Corwyn looked at her expectantly, his fingers still loosely intertwined with hers. Please, lead on.
“Right.” She closed her eyes and tried to recall the instructions Silaelin had given her. Instead of beginning large and working downward, she held in her mind a picture of the Cafe as she had first seen it from the street. From there, she built a panoramic image in her mind that drew the graceful nautilus curve of the city streets of Nachtlin, which she situated like a shimmering white shell on what she imagined to be the Dark Coast.

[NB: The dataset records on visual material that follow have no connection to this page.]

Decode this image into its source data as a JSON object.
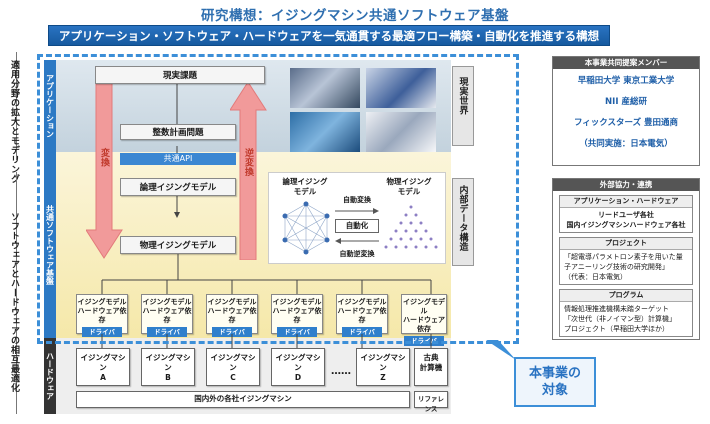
{
  "title": "研究構想：イジングマシン共通ソフトウェア基盤",
  "banner": "アプリケーション・ソフトウェア・ハードウェアを一気通貫する最適フロー構築・自動化を推進する構想",
  "left_axis": {
    "top": "適用分野の拡大とモデリング",
    "bottom": "ソフトウェアとハードウェアの相互最適化"
  },
  "layers": {
    "app": "アプリケーション",
    "sw": "共通ソフトウェア基盤",
    "hw": "ハードウェア"
  },
  "side_labels": {
    "real": "現実世界",
    "internal": "内部データ構造"
  },
  "app_boxes": {
    "real_problem": "現実課題",
    "integer_problem": "整数計画問題",
    "api": "共通API"
  },
  "sw_boxes": {
    "logical": "論理イジングモデル",
    "physical": "物理イジングモデル",
    "convert": "変換",
    "inverse": "逆変換"
  },
  "model_panel": {
    "logical_title": "論理イジング\nモデル",
    "physical_title": "物理イジング\nモデル",
    "auto_convert": "自動変換",
    "automate": "自動化",
    "auto_inverse": "自動逆変換"
  },
  "devices": [
    {
      "l1": "イジングモデル",
      "l2": "ハードウェア依存",
      "drv": "ドライバ"
    },
    {
      "l1": "イジングモデル",
      "l2": "ハードウェア依存",
      "drv": "ドライバ"
    },
    {
      "l1": "イジングモデル",
      "l2": "ハードウェア依存",
      "drv": "ドライバ"
    },
    {
      "l1": "イジングモデル",
      "l2": "ハードウェア依存",
      "drv": "ドライバ"
    },
    {
      "l1": "イジングモデル",
      "l2": "ハードウェア依存",
      "drv": "ドライバ"
    },
    {
      "l1": "イジングモデル",
      "l2": "ハードウェア依存",
      "drv": "ドライバ"
    }
  ],
  "machines": [
    {
      "l1": "イジングマシン",
      "l2": "A"
    },
    {
      "l1": "イジングマシン",
      "l2": "B"
    },
    {
      "l1": "イジングマシン",
      "l2": "C"
    },
    {
      "l1": "イジングマシン",
      "l2": "D"
    },
    {
      "l1": "イジングマシン",
      "l2": "Z"
    }
  ],
  "ellipsis": "……",
  "classical": "古典\n計算機",
  "domestic": "国内外の各社イジングマシン",
  "reference": "リファレンス",
  "target_label": "本事業の\n対象",
  "members": {
    "head": "本事業共同提案メンバー",
    "rows": [
      "早稲田大学  東京工業大学",
      "NII     産総研",
      "フィックスターズ  豊田通商",
      "（共同実施：日本電気）"
    ]
  },
  "external": {
    "head": "外部協力・連携",
    "sections": [
      {
        "h": "アプリケーション・ハードウェア",
        "body": "リードユーザ各社\n国内イジングマシンハードウェア各社"
      },
      {
        "h": "プロジェクト",
        "body": "「超電導パラメトロン素子を用いた量\n子アニーリング技術の研究開発」\n（代表：日本電気）"
      },
      {
        "h": "プログラム",
        "body": "情報処理推進機構未踏ターゲット\n「次世代（非ノイマン型）計算機」\nプロジェクト（早稲田大学ほか）"
      }
    ]
  },
  "colors": {
    "accent": "#2a73c2",
    "dashed": "#3c8fd8",
    "arrow": "#f19a9a"
  }
}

There was a moment in which she felt like the universe slotted into place and she knew she’d done well enough. She tightened her grip on Corwyn’s hands and drew him with her when she began to tumble downward.









By Scribbler, March 12, 2009 @ 2:02 PM
Fantastic chapter! This is one of your strongest yet, without a doubt. I really got a better feel for the characters that were involved (except Sil; she’s quite the enigma, isn’t she? Reminds me a bit of a character my mother created way back in the day….), and I’m especially glad to see Corwyn “sticking” in the story (though I don’t think there’s any way I can make that sentence make sense, lol!)
There were a couple places I had trouble reading – the few paragraphs immediately following the break, for some reason, I was just inclined to skim over – but all in all, this was well-written and balanced nicely. Can’t wait for the next!
By S. Gates, March 12, 2009 @ 2:07 PM
Thank you! I can’t really say much about Sil except that she’s got her reasons for being how she is, but I’m not really sure if/when Yuri (and by extension the readers) will get full disclosure. And yeah, there will definitely be more of Corwyn. :3
By Lanir, April 8, 2009 @ 4:08 AM
I just started but I’m having fun reading this so far. Now I’m interested… but the link to chapter 7 from here seems to be broken.
By S. Gates, April 8, 2009 @ 8:17 AM
Oof. Apparently I fail at copy/pasting. Thanks for the heads up, should be fixed now. :)
By daymon, July 9, 2009 @ 5:26 PM
Well now, I wonder what Corwyn looks like. At least she didn’t forget how to move between planes.